Une étude récente** démontre que leur usage modifie la flore bactérienne de la peau des aisselles. Dans le cadre de ces travaux, les chercheurs ont recruté 17 participants, hommes et femmes, répartis en trois groupes. Le premier utilisant régulièrement des produits antiperspirants, un autre optant pour un déodorant qui ne bloque pas la transpiration et un troisième n’utilisant aucun produit. Ils ont ensuite prélevé, pendant 8 jours, un échantillon des sécrétions provenant des aisselles de chaque volontaire. Le 1er jour, les participants ont suivi leur routine habituelle concernant l’usage ou l’absence d’usage de produits déodorants ou antisudoraux. Du 2e jour au 6e jour, aucun d’entre eux n’a utilisé de produit déodorant ou antisudoral. Quant aux 7e et 8e jours, tous les volontaires ont utilisé le même produit antisudoral. Cet usage généralisé d’antisudoral a, alors, réduit de façon significative le nombre de microorganismes présents chez tous les sujets.
Les bactéries diffèrent selon les habitudes d’hygiène
Par ailleurs, grâce au séquençage génétique des échantillons prélevés entre le 3e et le 6e jour chez les participants, les chercheurs ont montré que la nature des bactéries présentes varie beaucoup selon les habitudes d’hygiène. En effet, chez les personnes n’utilisant aucun produit, les deux groupes de microbes les plus importants des aisselles sont les Corynebacterium (62 %) et Staphylocoques (24 %). À l’inverse, chez celles qui utilisent un déodorant ou un antisudoral, les Staphylocoques représentent 60 % des bactéries présentes sous les aisselles et les Corynebacterium, 30 %. « Il n’est pas étonnant que les déodorants agissent ainsi. Les Corynebacterium sont, notamment suspectées d’être responsables des mauvaises odeurs. La façon la plus simple pour éviter ces mauvaises odeurs, c’est d’éliminer une partie de ces bactéries ; l’autre stratégie est de masquer ces odeurs via, par exemple, des molécules très actives », souligne le professeur Marc Feuilloley, directeur du Laboratoire de Microbiologie Signaux et Microenvironnement de l’université de Rouen.

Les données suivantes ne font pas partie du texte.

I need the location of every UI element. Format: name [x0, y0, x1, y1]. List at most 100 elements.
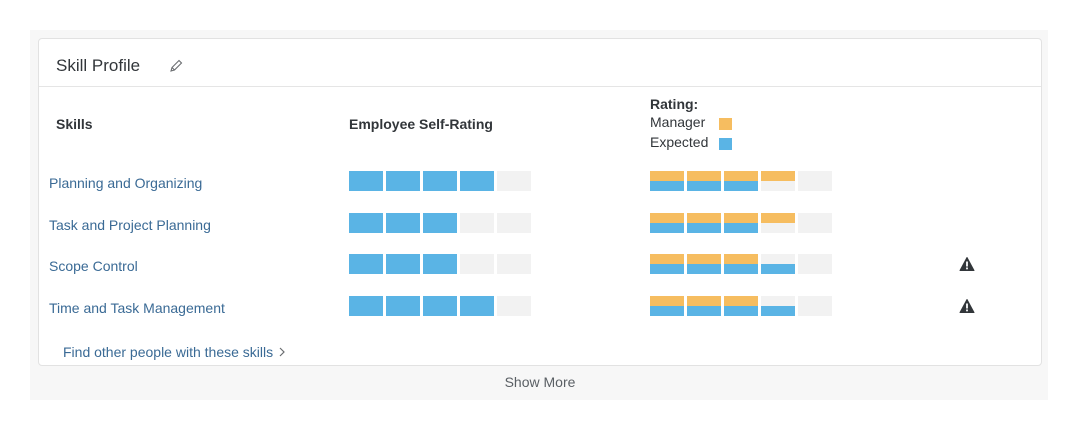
- expected-segment: [687, 306, 721, 316]
- expected-segment: [798, 223, 832, 233]
- manager-segment: [724, 296, 758, 306]
- skill-link[interactable]: Planning and Organizing: [49, 175, 203, 191]
- expected-segment: [687, 223, 721, 233]
- expected-segment: [761, 181, 795, 191]
- expected-segment: [798, 181, 832, 191]
- rating-segment: [460, 254, 494, 274]
- manager-segment: [687, 296, 721, 306]
- rating-segment: [349, 171, 383, 191]
- manager-segment: [650, 213, 684, 223]
- expected-segment: [687, 264, 721, 274]
- rating-segment: [650, 213, 684, 233]
- manager-segment: [761, 171, 795, 181]
- rating-segment: [761, 213, 795, 233]
- rating-segment: [798, 254, 832, 274]
- expected-segment: [724, 306, 758, 316]
- legend-manager-swatch: [719, 118, 732, 130]
- rating-segment: [724, 254, 758, 274]
- rating-segment: [423, 213, 457, 233]
- legend-expected-label: Expected: [650, 134, 709, 150]
- rating-segment: [460, 171, 494, 191]
- expected-segment: [687, 181, 721, 191]
- manager-expected-rating-bar: [650, 213, 832, 233]
- rating-segment: [650, 254, 684, 274]
- rating-segment: [650, 171, 684, 191]
- manager-segment: [687, 213, 721, 223]
- rating-segment: [349, 254, 383, 274]
- manager-segment: [761, 296, 795, 306]
- rating-segment: [460, 296, 494, 316]
- expected-segment: [761, 264, 795, 274]
- expected-segment: [650, 306, 684, 316]
- skills-column-header: Skills: [56, 116, 93, 132]
- manager-segment: [724, 213, 758, 223]
- manager-segment: [761, 213, 795, 223]
- rating-segment: [761, 171, 795, 191]
- warning-icon: [959, 257, 975, 271]
- rating-segment: [460, 213, 494, 233]
- rating-segment: [497, 171, 531, 191]
- manager-expected-rating-bar: [650, 254, 832, 274]
- manager-segment: [650, 171, 684, 181]
- legend-expected-swatch: [719, 138, 732, 150]
- rating-segment: [798, 171, 832, 191]
- skill-link[interactable]: Task and Project Planning: [49, 217, 211, 233]
- rating-segment: [423, 254, 457, 274]
- rating-segment: [687, 171, 721, 191]
- show-more-button[interactable]: Show More: [504, 374, 576, 390]
- rating-segment: [349, 213, 383, 233]
- rating-segment: [761, 254, 795, 274]
- expected-segment: [724, 264, 758, 274]
- rating-segment: [687, 296, 721, 316]
- rating-segment: [497, 213, 531, 233]
- rating-segment: [798, 296, 832, 316]
- expected-segment: [650, 223, 684, 233]
- rating-segment: [349, 296, 383, 316]
- expected-segment: [761, 306, 795, 316]
- manager-segment: [761, 254, 795, 264]
- rating-segment: [687, 213, 721, 233]
- expected-segment: [798, 306, 832, 316]
- self-rating-bar: [349, 296, 531, 316]
- expected-segment: [724, 181, 758, 191]
- chevron-right-icon[interactable]: [277, 345, 287, 359]
- self-rating-column-header: Employee Self-Rating: [349, 116, 493, 132]
- skill-link[interactable]: Scope Control: [49, 258, 138, 274]
- manager-segment: [724, 254, 758, 264]
- skill-link[interactable]: Time and Task Management: [49, 300, 225, 316]
- rating-segment: [497, 296, 531, 316]
- manager-segment: [798, 213, 832, 223]
- self-rating-bar: [349, 213, 531, 233]
- expected-segment: [761, 223, 795, 233]
- rating-segment: [724, 171, 758, 191]
- self-rating-bar: [349, 254, 531, 274]
- rating-segment: [386, 213, 420, 233]
- skill-profile-card: Skill Profile Skills Employee Self-Ratin…: [38, 38, 1042, 366]
- rating-segment: [386, 171, 420, 191]
- rating-segment: [724, 296, 758, 316]
- find-people-link[interactable]: Find other people with these skills: [63, 344, 274, 360]
- pencil-icon[interactable]: [168, 58, 184, 74]
- self-rating-bar: [349, 171, 531, 191]
- rating-segment: [687, 254, 721, 274]
- rating-segment: [423, 296, 457, 316]
- card-header: Skill Profile: [39, 39, 1041, 87]
- expected-segment: [724, 223, 758, 233]
- rating-segment: [386, 296, 420, 316]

L’impact sur la santé mal connu
L’impact des modifications bactériennes de la peau – dues à l’utilisation de déodorants et d’anti-transpirants – sur notre santé reste, toutefois, méconnu.
Pr Feuilloley : « L’étude met en avant une modification du nombre de bactéries présentes sur la peau des aisselles chez les utilisateurs de déodorants mais elle ne donne pas d’information sur leur activité. L’augmentation du taux de Staphylocoques au détriment des Corynebacterium n’est pas forcément délétère. Ces modifications pourraient, tout à fait, être sans conséquence pour notre santé. Des études complémentaires sont nécessaires pour le démontrer ».
En attendant des réponses scientifiques, mieux vaut privilégier les déodorants au PH neutre pour limiter le risque d’irritation de la peau. Et en limiter l’usage chez les enfants et adolescents : certains déodorants contiennent des parfums potentiellement allergisants.
« Changer de déodorant de temps en temps permet, également, de maintenir un certains équilibre bactérien », note le professeur Feuilloley. Quant à la question du lien entre la présence de sels d’aluminium dans les déodorants et la survenue d’un cancer du sein, elle n’est toujours pas tranchée d’un point de vue scientifique. Affaire à suivre...
Sources
*Citation extraite de la lettre n°16 du Collège de Dermocosmétlogie Unilever.
**Urban J, et al. The effect of habitual and experimental antiperspirant and deodorant product use on the armpit microbiome. PeerJ. 2016.